上式中 $1-\frac{y_{k-1}^{\top}s_{k-1}}{\|y_{k-1}\|^2}$ 是极小化问题 $\min\limits_{\chi \in \mathbb{R}} \|(y_{k-1}-s_{k-1})-\chi y_{k-1}\|^2$ 的解. 另一方面, Narushima 等[20]给出三项搜索方向的一般定义, 即

$d_{k}^{\mathrm{N}}=\left\{\begin{array}{ll} -F_{k}, & \text { 若 } k=0 \text { 或 } F_{k}^{\top} p_{k}=0, \\ -F_{k}+\beta_{k} d_{k-1}-\beta_{k} \frac{F_{k}^{\top} d_{k-1}}{F_{k}^{\top} p_{k}} p_{k}, & \text { 否则, } \end{array}\right.$

其中 $p_{k} \in \mathbb{R}^{n} $ 是任意向量. 独立于任何线搜索, 以及 $\beta_k$$p_k$ 的选择, $d^{\rm N}_{k}$ 总满足充分下降条件. 考虑到 $\beta_k$$p_k$ 的灵活选择, 这为改进数值性能提供更多可能.

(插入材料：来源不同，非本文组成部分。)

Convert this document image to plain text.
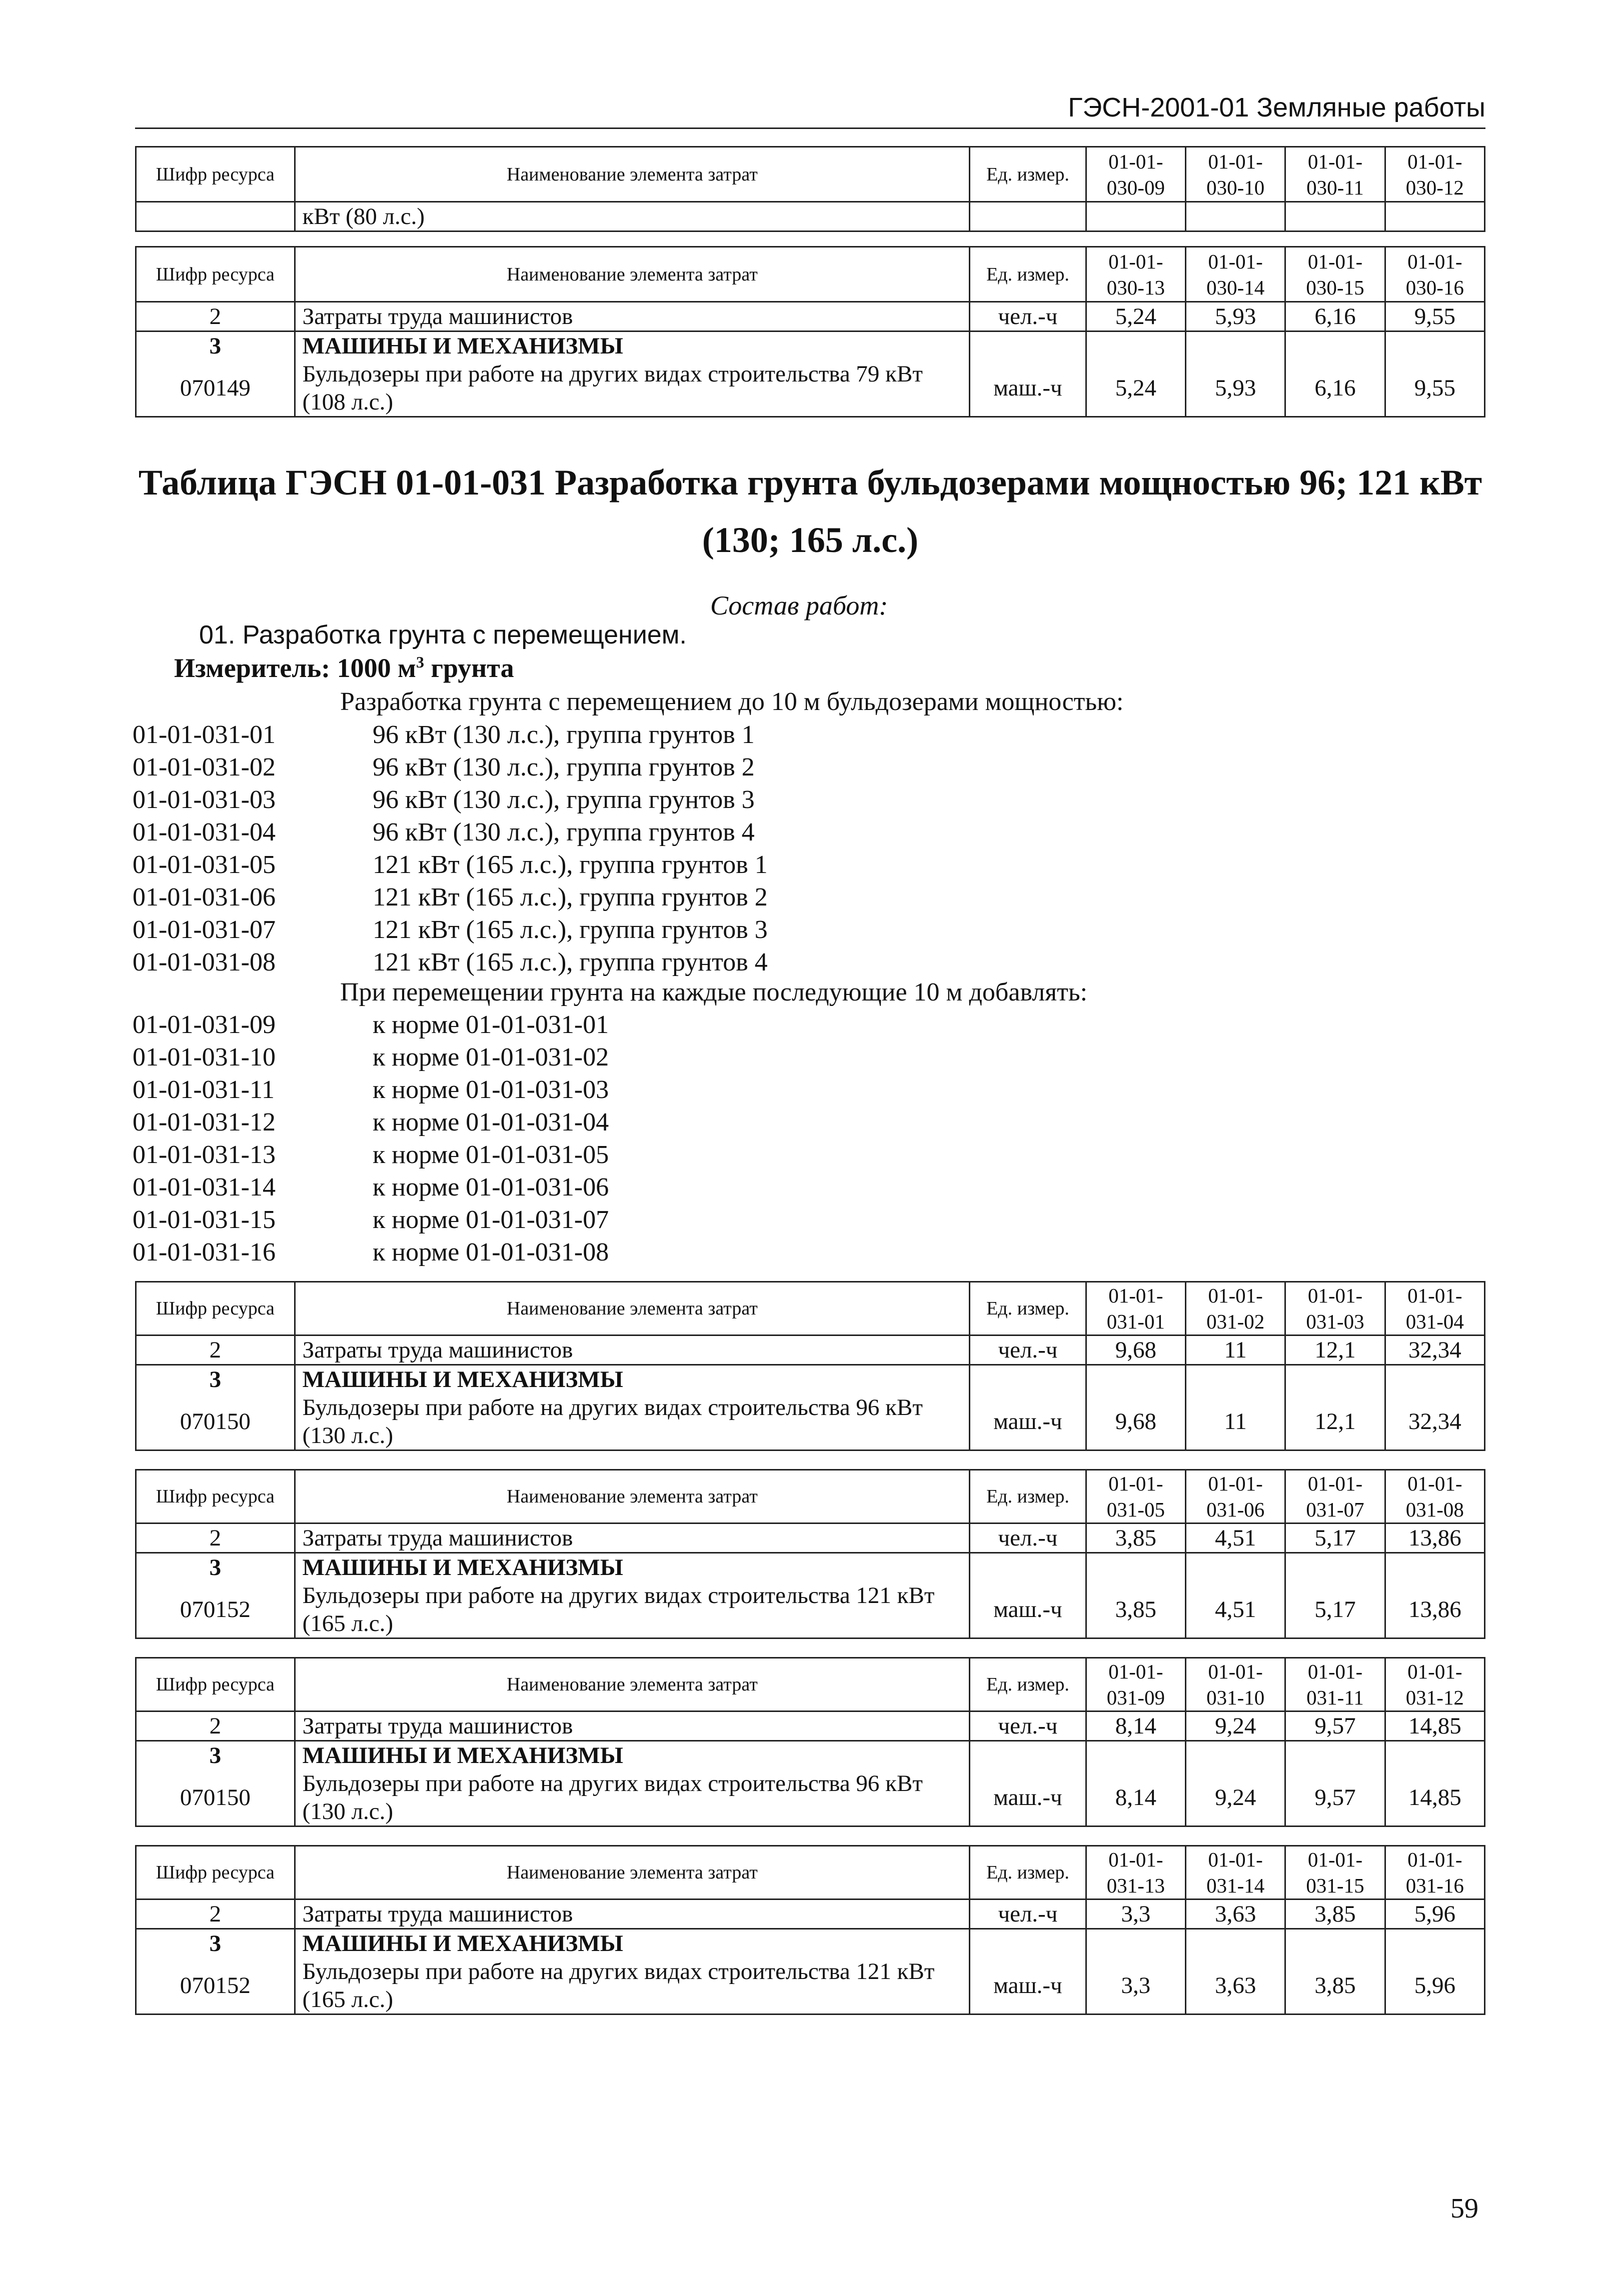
ГЭСН-2001-01 Земляные работы
Шифр ресурса	Наименование элемента затрат	Ед. измер.	01-01-030-09	01-01-030-10	01-01-030-11	01-01-030-12
	кВт (80 л.с.)					
Шифр ресурса	Наименование элемента затрат	Ед. измер.	01-01-030-13	01-01-030-14	01-01-030-15	01-01-030-16
2	Затраты труда машинистов	чел.-ч	5,24	5,93	6,16	9,55
3	МАШИНЫ И МЕХАНИЗМЫ					
070149	Бульдозеры при работе на других видах строительства 79 кВт (108 л.с.)	маш.-ч	5,24	5,93	6,16	9,55
Таблица ГЭСН 01-01-031 Разработка грунта бульдозерами мощностью 96; 121 кВт
(130; 165 л.с.)
Состав работ:
01. Разработка грунта с перемещением.
Измеритель: 1000 $м^3$ грунта
Разработка грунта с перемещением до 10 м бульдозерами мощностью:
01-01-031-01	96 кВт (130 л.с.), группа грунтов 1
01-01-031-02	96 кВт (130 л.с.), группа грунтов 2
01-01-031-03	96 кВт (130 л.с.), группа грунтов 3
01-01-031-04	96 кВт (130 л.с.), группа грунтов 4
01-01-031-05	121 кВт (165 л.с.), группа грунтов 1
01-01-031-06	121 кВт (165 л.с.), группа грунтов 2
01-01-031-07	121 кВт (165 л.с.), группа грунтов 3
01-01-031-08	121 кВт (165 л.с.), группа грунтов 4
При перемещении грунта на каждые последующие 10 м добавлять:
01-01-031-09	к норме 01-01-031-01
01-01-031-10	к норме 01-01-031-02
01-01-031-11	к норме 01-01-031-03
01-01-031-12	к норме 01-01-031-04
01-01-031-13	к норме 01-01-031-05
01-01-031-14	к норме 01-01-031-06
01-01-031-15	к норме 01-01-031-07
01-01-031-16	к норме 01-01-031-08
Шифр ресурса	Наименование элемента затрат	Ед. измер.	01-01-031-01	01-01-031-02	01-01-031-03	01-01-031-04
2	Затраты труда машинистов	чел.-ч	9,68	11	12,1	32,34
3	МАШИНЫ И МЕХАНИЗМЫ					
070150	Бульдозеры при работе на других видах строительства 96 кВт (130 л.с.)	маш.-ч	9,68	11	12,1	32,34
Шифр ресурса	Наименование элемента затрат	Ед. измер.	01-01-031-05	01-01-031-06	01-01-031-07	01-01-031-08
2	Затраты труда машинистов	чел.-ч	3,85	4,51	5,17	13,86
3	МАШИНЫ И МЕХАНИЗМЫ					
070152	Бульдозеры при работе на других видах строительства 121 кВт (165 л.с.)	маш.-ч	3,85	4,51	5,17	13,86
Шифр ресурса	Наименование элемента затрат	Ед. измер.	01-01-031-09	01-01-031-10	01-01-031-11	01-01-031-12
2	Затраты труда машинистов	чел.-ч	8,14	9,24	9,57	14,85
3	МАШИНЫ И МЕХАНИЗМЫ					
070150	Бульдозеры при работе на других видах строительства 96 кВт (130 л.с.)	маш.-ч	8,14	9,24	9,57	14,85
Шифр ресурса	Наименование элемента затрат	Ед. измер.	01-01-031-13	01-01-031-14	01-01-031-15	01-01-031-16
2	Затраты труда машинистов	чел.-ч	3,3	3,63	3,85	5,96
3	МАШИНЫ И МЕХАНИЗМЫ					
070152	Бульдозеры при работе на других видах строительства 121 кВт (165 л.с.)	маш.-ч	3,3	3,63	3,85	5,96
59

借鉴文献 [14] 中 $d_{k}^{\rm THS}$ 的迭代形式及文献 [20] 中 $d^{\rm N}_{k}$ 的第三项参数选取, 考虑采用任意非零向量 $p_k$ 代替 $d_{k}^{\rm THS}$ 中部分 $y_{k-1}$, 从而给出一个改进的三项搜索方向框架, 即

$ d_k^{\rm TCG} = -F_{k}+\left(\frac{F_k^{\top}p_{k}}{d_{k-1}^{\top}y_{k-1}}-\frac{\|p_{k}\|^2F_k^{\top}d_{k-1}}{(d_{k-1}^{\top}y_{k-1})^2}\right) {d_{k - 1}}+ \chi_k\frac{F_k^{\top}d_{k-1}}{d_{k-1}^{\top}y_{k-1}} p_{k}, $

其中 $0\leq \chi_k \leq \bar{\chi} <1$. 搜索方向 $d_k^{\rm TCG}$$p_{k}$ 具有很大的选取灵活性. 易见, 当 $p_{k}$$y_{k-1}$ 时, $d_k^{\rm TCG}$ 退化为 $d_{k}^{\rm THS}$; 当 $p_{k}$$F_{k}$ 时, $d_k^{\rm TCG}$ 可视为 Dai-Yuan (DY) 方法[6]的一种三项推广. 为使 $d_k^{\rm TCG}$ 某种程度上逼近于 BFGS 方法, 参考文献 [14] 令

$\begin{matrix}\label{A2.2} \chi_k = {\rm min} \left\{ \bar{\chi}, {\rm max}\left\{0, \ \frac{p_{k}^{\top}(y_{k-1}-s_{k-1})}{\|p_{k}\|^2}\right\} \right\}, \end{matrix}$

其中 $\frac{p_{k}^{\top}(y_{k-1}-s_{k-1})}{\|p_{k}\|^2}$ 是极小化问题 $\min\limits_{\chi \in \mathbb{R}} \|(y_{k-1}-s_{k-1})- \chi p_{k}\|^2$ 的解. 虽然 $d_k^{\rm TCG}$ 具有较大灵活选择性, 但对于下文所设计的梯度投影算法理论分析 (如充分下降性和收敛性分析) 仍存在一定局限. 为此, 对其稍作调整得

$\begin{matrix}\label{AQ2.1} d_k = -F_{k}+{\beta^{\rm ITCG}_k}{d_{k - 1}}+\theta_{k}^{\rm ITCG} p_{k}, \ k\geq 1, \ d_0 = -F_0, \end{matrix}$

其中

$\begin{matrix}\label{AQ2.2} \beta^{\rm ITCG}_k = \frac{F_{k}^{\top} p_{k}}{\varpi_{k}}-\frac{\|p_{k}\|^{2}F_{k}^{\top}d_{k-1}}{{\varpi_{k}}^{2}}, \ \ \theta_{k}^{\rm ITCG} = {\chi_{k}}\frac{{F^{\top}_{k}}d_{k-1}}{{\varpi_k}} \ (0 \leq \chi_{k} \leq \bar{\chi} < 1), \end{matrix} $2.3)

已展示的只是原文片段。